De la utilidad de las artes


EL LECTOR de Stephen Daldry

Lo que son las comunicaciones. Ayer, mi amiga Nora, me mandó un mensajito por celular: “S.O.S. ¿Cómo se llama la hermana de Warren Beatty?” De inmediato le contesté. Llegó otro mensaje: “ya está”. Lo había recordado sola.

En el breve lapso que transcurrió entre los dos mensajes, además de escribir el nombre de Shirley Mac Laine correctamente en el celular, tuve una serie de sensaciones y pensamientos (¡Gracias, Joyce!, que tan bien describiste ese proceso en el “Ulises”).  Todos los datos, nombres y fechas relacionadas con el cine cobraron sentido y, liberada de la culpa de haber invertido tantos años en ellos por puro, purísimo placer; por unos segundos fueron útiles.

El cine y la literatura, el arte y los artistas, lo que han hecho y dicho personas y personajes, atraviesan nuestra vida y, quizá, nuestras decisiones. Este efecto poderoso de la cultura, generalmente ignorado -o negado- por los poderosos, es -sin embargo- parte irreductible de la dignidad humana, de la ética, de la posibilidad de tener una lectura crítica de los hechos que nos circundan o nos sitian. Nada menos.

En todo eso andaba mi espíritu cuando me choqué con los 123 minutos que filmó Stephen Daldry basados en la novela de Bernhard Schlink, “El lector”, nominada a varios premios Oscar, de los que sólo obtuvo el de Mejor Actriz, muy merecido por Kate Winslet. La película cuenta con los trabajos actorales de Ralph Fiennes, David Kross, Lena Olin y Bruno Ganz.

De una gran belleza fílmica, como sus anteriores “Billy Elliot” y “Las horas”; “El lector” -“The reader”, afortunada elección para la versión en castellano- Daldry combina con inteligencia temas personales y sociales profundos.

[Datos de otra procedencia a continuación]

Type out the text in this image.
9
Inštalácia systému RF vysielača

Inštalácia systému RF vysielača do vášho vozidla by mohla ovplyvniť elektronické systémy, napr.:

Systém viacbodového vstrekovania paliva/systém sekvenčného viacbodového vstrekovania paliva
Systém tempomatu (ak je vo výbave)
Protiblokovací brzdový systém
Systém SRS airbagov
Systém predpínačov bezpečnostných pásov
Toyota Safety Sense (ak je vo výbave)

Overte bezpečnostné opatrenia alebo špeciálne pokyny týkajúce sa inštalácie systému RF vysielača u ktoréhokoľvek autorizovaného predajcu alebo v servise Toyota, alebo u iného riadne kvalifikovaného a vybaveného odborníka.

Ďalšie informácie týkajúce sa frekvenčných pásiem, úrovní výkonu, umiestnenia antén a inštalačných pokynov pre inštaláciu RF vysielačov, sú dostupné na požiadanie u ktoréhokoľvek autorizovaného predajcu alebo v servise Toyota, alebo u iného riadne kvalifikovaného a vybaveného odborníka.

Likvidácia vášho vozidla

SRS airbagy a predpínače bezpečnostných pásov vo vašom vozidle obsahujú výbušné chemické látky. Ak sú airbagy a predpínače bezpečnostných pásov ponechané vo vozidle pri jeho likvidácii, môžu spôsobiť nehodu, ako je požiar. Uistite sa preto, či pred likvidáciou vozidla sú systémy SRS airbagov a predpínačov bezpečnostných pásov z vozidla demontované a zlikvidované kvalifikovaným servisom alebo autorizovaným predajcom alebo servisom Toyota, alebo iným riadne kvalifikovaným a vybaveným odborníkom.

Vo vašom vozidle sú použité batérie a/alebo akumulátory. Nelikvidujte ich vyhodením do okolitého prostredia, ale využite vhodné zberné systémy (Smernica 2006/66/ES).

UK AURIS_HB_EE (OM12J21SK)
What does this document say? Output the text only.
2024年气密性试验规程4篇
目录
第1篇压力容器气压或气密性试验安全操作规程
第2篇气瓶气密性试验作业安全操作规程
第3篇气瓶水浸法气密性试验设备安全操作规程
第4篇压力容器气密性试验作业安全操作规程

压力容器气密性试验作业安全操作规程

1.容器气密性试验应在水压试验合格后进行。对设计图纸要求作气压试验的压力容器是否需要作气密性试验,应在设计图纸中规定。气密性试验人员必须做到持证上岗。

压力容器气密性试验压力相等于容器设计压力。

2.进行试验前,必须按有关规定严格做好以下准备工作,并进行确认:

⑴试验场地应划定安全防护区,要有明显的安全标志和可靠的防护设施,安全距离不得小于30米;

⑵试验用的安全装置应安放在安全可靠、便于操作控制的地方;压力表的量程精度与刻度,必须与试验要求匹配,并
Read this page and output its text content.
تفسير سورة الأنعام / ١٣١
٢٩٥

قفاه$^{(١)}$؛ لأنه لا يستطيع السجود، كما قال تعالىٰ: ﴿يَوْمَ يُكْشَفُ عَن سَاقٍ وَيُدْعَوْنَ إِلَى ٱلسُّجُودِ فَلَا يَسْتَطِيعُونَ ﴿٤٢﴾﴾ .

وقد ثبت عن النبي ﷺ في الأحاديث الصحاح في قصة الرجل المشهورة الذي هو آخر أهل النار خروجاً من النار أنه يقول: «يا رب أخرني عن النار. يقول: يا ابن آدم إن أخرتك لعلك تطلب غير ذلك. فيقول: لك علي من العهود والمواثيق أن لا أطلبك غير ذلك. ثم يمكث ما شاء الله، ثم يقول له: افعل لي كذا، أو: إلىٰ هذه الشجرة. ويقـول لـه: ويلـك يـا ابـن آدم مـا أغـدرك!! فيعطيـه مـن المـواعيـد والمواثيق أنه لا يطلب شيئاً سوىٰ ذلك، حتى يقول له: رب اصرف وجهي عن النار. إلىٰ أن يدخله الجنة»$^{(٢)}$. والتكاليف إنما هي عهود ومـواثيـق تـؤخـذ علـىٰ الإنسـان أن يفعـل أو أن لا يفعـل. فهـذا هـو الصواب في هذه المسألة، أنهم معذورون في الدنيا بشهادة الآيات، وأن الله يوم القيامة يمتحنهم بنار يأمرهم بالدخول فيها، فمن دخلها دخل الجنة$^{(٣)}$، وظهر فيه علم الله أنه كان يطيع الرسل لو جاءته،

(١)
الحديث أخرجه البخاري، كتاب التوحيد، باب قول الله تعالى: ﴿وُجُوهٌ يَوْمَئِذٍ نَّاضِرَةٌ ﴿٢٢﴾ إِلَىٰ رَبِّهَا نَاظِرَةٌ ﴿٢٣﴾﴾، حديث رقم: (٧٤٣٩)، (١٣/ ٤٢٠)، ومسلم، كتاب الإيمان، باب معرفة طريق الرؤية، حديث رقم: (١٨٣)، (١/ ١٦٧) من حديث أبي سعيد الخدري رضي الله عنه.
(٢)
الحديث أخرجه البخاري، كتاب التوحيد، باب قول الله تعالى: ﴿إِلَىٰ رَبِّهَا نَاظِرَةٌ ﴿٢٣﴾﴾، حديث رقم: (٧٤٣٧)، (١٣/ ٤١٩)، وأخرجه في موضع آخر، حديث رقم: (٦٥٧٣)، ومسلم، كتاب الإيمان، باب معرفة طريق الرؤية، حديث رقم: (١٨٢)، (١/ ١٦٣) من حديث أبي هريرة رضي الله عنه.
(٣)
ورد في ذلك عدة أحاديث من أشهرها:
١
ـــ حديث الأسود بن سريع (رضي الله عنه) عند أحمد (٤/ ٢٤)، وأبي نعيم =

El amor, lo que creemos que es el amor como construcción social, con su cuota de enamoramiento, de despertar sexual, de abuso de un menor, de rituales y fijaciones; se combinan en el film con el horror del nazismo, buscando una respuesta a cómo y por qué seres humanos son capaces de aberraciones inenarrables; y una explicación a cómo una sociedad puede aceptar esos hechos que no puede siquiera nombrar.

La vida del adolescente que despertó al sexo con una mujer que le doblaba la edad y había sido guardia de campo de concentración nazi; el efecto que esa mujer tuvo en la vida de este hombre y el silencio personal y social de una Alemania dividida por esa guerra de mediados del siglo XX; la ignorancia, la literatura como vía de conocimiento, la parodia de justicia que ofrecen las sociedades son los temas que Daldry analiza en su película: una reflexión sobre la vida y la realidad que sobrecoge por su humanismo, su inteligencia y su intensidad.